In October we took another step by launching DeepMind Ethics & Society, a research unit that will help us explore and understand the real-world impacts of AI in order to achieve social good. Our research will be guided by Fellows who are renowned experts in their fields - like philosopher Nick Bostrom, climate change specialist Christiana Figueres, leading researcher James Manyika, and economists Diane Coyle and Jeffrey Sachs.
AI must be shaped by society’s priorities and concerns, which is why we’re working with partner organisations on events aimed at opening up the conversation about how AI should be designed and deployed. For example, Joy Buolamwini, who leads the Algorithmic Justice League, and experts from Article 36, Human Rights Watch, and the British Armed forces joined us for a session at Wired Live to discuss algorithmic bias and restricting the use of lethal autonomous weapons. As we’ve said regularly this year, these issues are too important and their effects too wide-ranging to ignore.
That’s also why we also need new spaces, both within and outside AI companies, for conversations about anticipating and directing the impacts of the technology. One example is the Partnership on AI, which we co-chaired this year, and which has been charged with bringing together industry competitors, academia and civil society to discuss key ethical issues. Over the past year, PAI has welcomed 43 new nonprofit and for-profit members and a new Executive Director, Terah Lyons. And in the next few months, we’re looking forward to working with this group to examine a wide range of research themes, including bias and discrimination in algorithms, the impact of machine learning on automation and labour, and more.

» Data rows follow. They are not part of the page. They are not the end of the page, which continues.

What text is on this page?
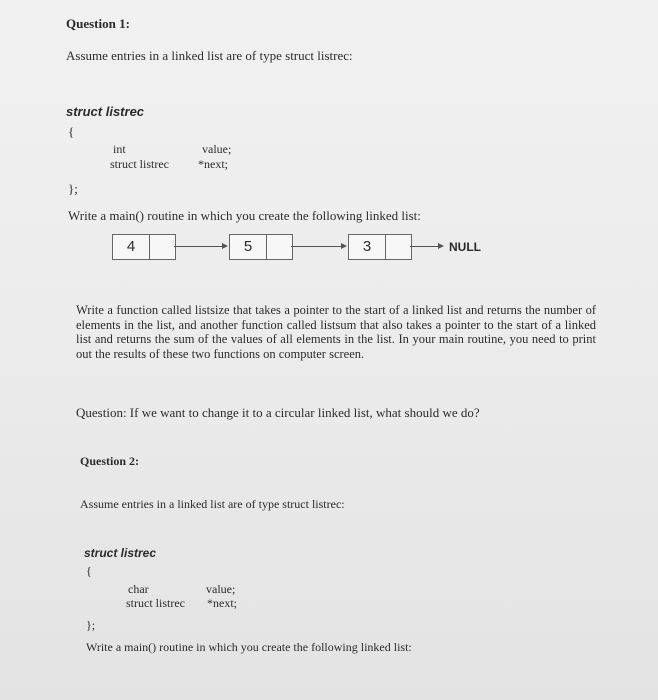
Question 1:
Assume entries in a linked list are of type struct listrec:
struct listrec
{
int	value;
struct listrec *next;
};
Write a main() routine in which you create the following linked list:
4	5	3	NULL
Write a function called listsize that takes a pointer to the start of a linked list and returns the number of elements in the list, and another function called listsum that also takes a pointer to the start of a linked list and returns the sum of the values of all elements in the list. In your main routine, you need to print out the results of these two functions on computer screen.
Question: If we want to change it to a circular linked list, what should we do?
Question 2:
Assume entries in a linked list are of type struct listrec:
struct listrec
{
char	value;
struct listrec *next;
};
Write a main() routine in which you create the following linked list:
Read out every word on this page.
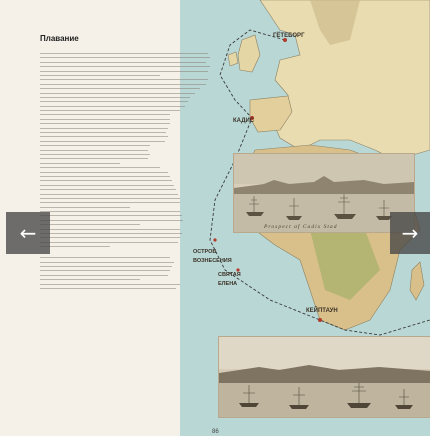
ГЁТЕБОРГ
КАДИС
ОСТРОВ ВОЗНЕСЕНИЯ
СВЯТАЯ ЕЛЕНА
КЕЙПТАУН
Prospect af Cadix Stad
Плавание
86
←	→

We also believe in the importance of using our technology for practical social benefit, and continue to see amazing potential for real-world impact in health and energy. This year we agreed two new partnerships with NHS hospital trusts to deploy our Streams app, which supports NHS clinicians using digital technology. We’re also part of a consortium of leading research institutions that launched a groundbreaking study to determine if cutting-edge machine learning technology could help improve the detection of breast cancer.
In parallel, we've also worked hard on the oversight of our work in health. We wrote about the lessons learned from the Information Commissioner’s findings about our original partnership with the Royal Free, and DeepMind Health’s Independent Reviewers published their first open annual report on our work. Their scrutiny makes our work better. We’ve made major improvements to our engagement with patients and the public, including workshops with patients and carers, and we’re also exploring technical ways of building trust into our systems, such as the verifiable data audit, which we plan to release as an open-source tool.
We are proud of all of our progress in 2017, but know there is still a long way to go.
Five months after we played Ke Jie in Wuzhen and retired AlphaGo from competitive play, we published our fourth Nature paper for a new version of the system, known as AlphaGo Zero, which uses no human knowledge. Over the course of millions of games, the system progressively learned the game of Go from scratch, accumulating thousands of years of knowledge in just a few days. In doing so, it also uncovered unconventional strategies and revealed new knowledge about this ancient game.
Our belief is that AI will be able to do the same for other complex problems, as a scientific tool and a multiplier for human ingenuity. The AlphaGo team are already working on the next set of grand challenges and we hope the moments of algorithmic inspiration they helped to create are just the beginning.